Luftverschmutzung zerstört Pheromone und verhindert, dass Insekten Partner finden

Forscher des Max-Planck-Instituts für chemische Ökologie untersuchten die Wirkung von Ozon auf das Paarungsverhalten

Fruchtfliegen.Die Analyse ergab, dass die mit anthropogenen Emissionen verbundene Luftverschmutzung die von Fliegen abgegebenen Pheromone stört. Darüber hinaus stellten die Forscher fest, dass Männchen bei relativ hohen Ozonkonzentrationen ein ungewöhnliches Balzverhalten gegenüber anderen Männchen zeigten.

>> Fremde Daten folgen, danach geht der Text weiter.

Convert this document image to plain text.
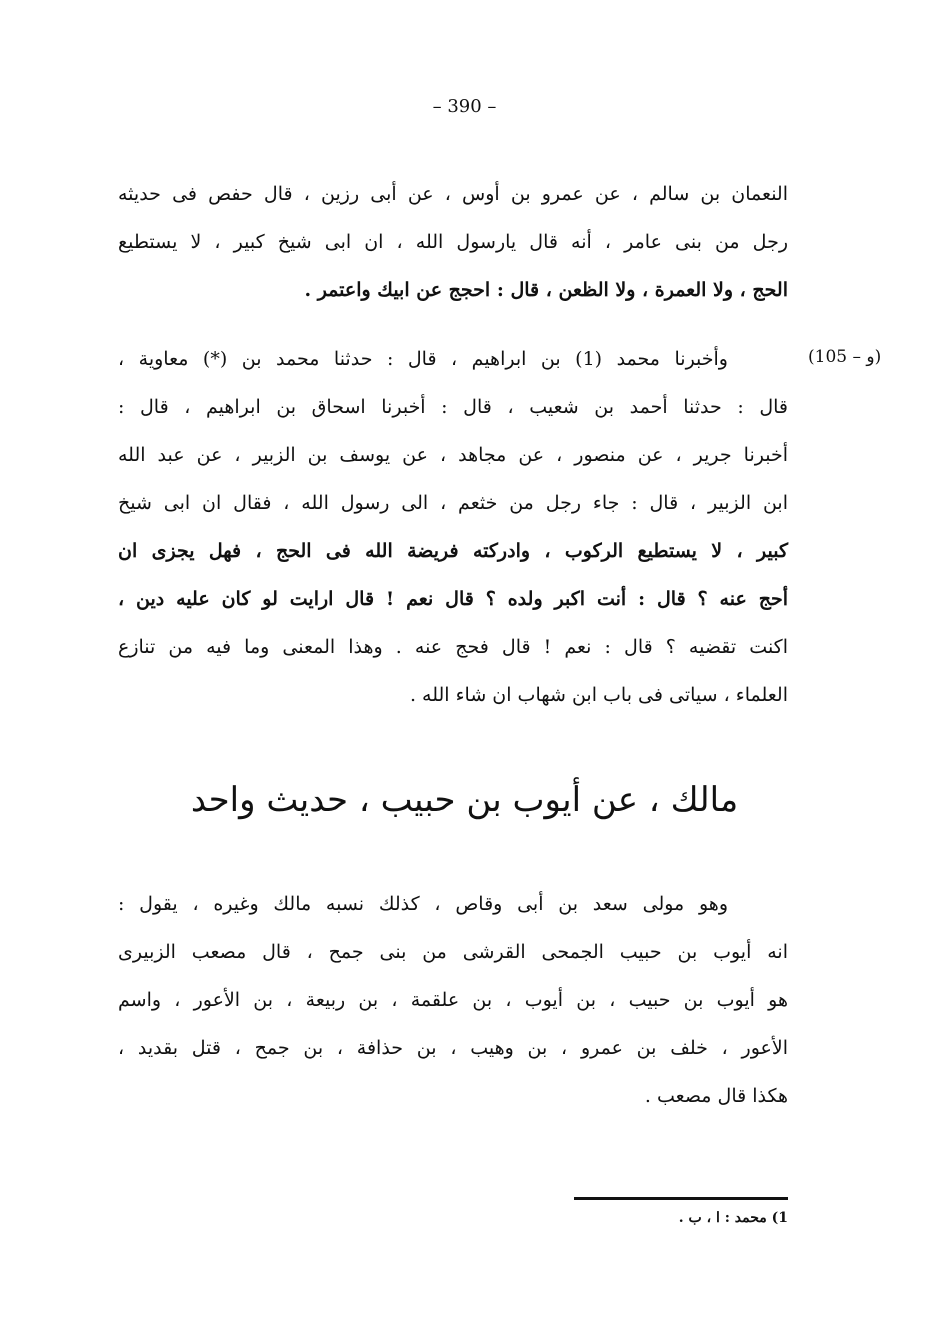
– 390 –
النعمان بن سالم ، عن عمرو بن أوس ، عن أبى رزين ، قال حفص فى حديثه
رجل من بنى عامر ، أنه قال يارسول الله ، ان ابى شيخ كبير ، لا يستطيع
الحج ، ولا العمرة ، ولا الظعن ، قال : احجج عن ابيك واعتمر .
(105 – و)
وأخبرنا محمد (1) بن ابراهيم ، قال : حدثنا محمد بن (*) معاوية ،
قال : حدثنا أحمد بن شعيب ، قال : أخبرنا اسحاق بن ابراهيم ، قال :
أخبرنا جرير ، عن منصور ، عن مجاهد ، عن يوسف بن الزبير ، عن عبد الله
ابن الزبير ، قال : جاء رجل من خثعم ، الى رسول الله ، فقال ان ابى شيخ
كبير ، لا يستطيع الركوب ، وادركته فريضة الله فى الحج ، فهل يجزى ان
أحج عنه ؟ قال : أنت اكبر ولده ؟ قال نعم ! قال ارايت لو كان عليه دين ،
اكنت تقضيه ؟ قال : نعم ! قال فحج عنه . وهذا المعنى وما فيه من تنازع
العلماء ، سياتى فى باب ابن شهاب ان شاء الله .
مالك ، عن أيوب بن حبيب ، حديث واحد
وهو مولى سعد بن أبى وقاص ، كذلك نسبه مالك وغيره ، يقول :
انه أيوب بن حبيب الجمحى القرشى من بنى جمح ، قال مصعب الزبيرى
هو أيوب بن حبيب ، بن أيوب ، بن علقمة ، بن ربيعة ، بن الأعور ، واسم
الأعور ، خلف بن عمرو ، بن وهيب ، بن حذافة ، بن جمح ، قتل بقديد ،
هكذا قال مصعب .
1) محمد : ا ، ب .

Untersuchung der Wirkung von Ozon auf das PaarungsverhaltenFliegen haben Forscher ein Expositionssystem entwickelt, das die Ozonwerte in der Luft in Städten während der wärmeren Stunden des Tages nachahmen kann. Das System erzeugte in dem Raum, in dem sich die Fliegen befanden, einen kontinuierlichen Luftstrom mit einem bestimmten Ozongehalt.

Im ersten Experiment wurden männliche Fliegen ausgesetztExposition gegenüber erhöhten Ozonkonzentrationen. Die Analyse zeigte, dass Fliegen, die zwei Stunden lang 100 Teilen pro Milliarde Ozon ausgesetzt waren, signifikant weniger Pheromone hatten. Die Forscher führten Experimente an neun verwandten Arten durch und alle bis auf eine (Drosophila busckii) zeigten eine Abnahme der männlichen Pheromone.


Fliegt unter normalen Bedingungen


Fliegt in einer Umgebung mit hoher Ozonkonzentration

Der Geschlechtsverkehr von Insekten ist weitgehendhängt von Pheromonen ab, chemischen Lockstoffen, die es Männchen und Weibchen einer bestimmten Art ermöglichen, einander zu finden und sich zu paaren. Die meisten Insektenpheromone sind aromatische Moleküle, die Kohlenstoff-Kohlenstoff-Doppelbindungen enthalten. Solche Verbindungen werden leicht durch Ozon zerstört.

Drosophila busckii, die sich nicht ändertbeobachtet, verwendet Pheromone ohne Kohlenstoff-Kohlenstoff-Doppelbindungen, was nur das Ergebnis des Experiments bestätigt. In weiteren Studien fanden Wissenschaftler heraus, dass männliche Fruchtfliegen unter dem Einfluss von Ozon nicht nur aufhören, Weibchen zur Paarung zu finden, sondern beginnen, „Interesse“ an anderen Männchen zu zeigen.

Forscher gehen davon aus, dass Fliegen Gerüche nutzenNicht nur, um Weibchen anzulocken, sondern auch, um Weibchen von anderen Männchen zu unterscheiden: Ihr Pheromon ist für Weibchen „angenehm“, stößt andere Männchen jedoch ab. Die Zerstörung dieser aromatischen Moleküle durch Ozon verringert nicht nur die Anziehungskraft von Frauen auf Männer, sondern „entfernt auch die Barriere“, die andere Männer abstößt.

In zukünftigen Experimenten wollen die Ökologen untersuchen, wie sich erhöhte Ozonwerte auf das Sexualverhalten anderer Insekten sowie auf die Verbreitung von Kreuzungen auswirken.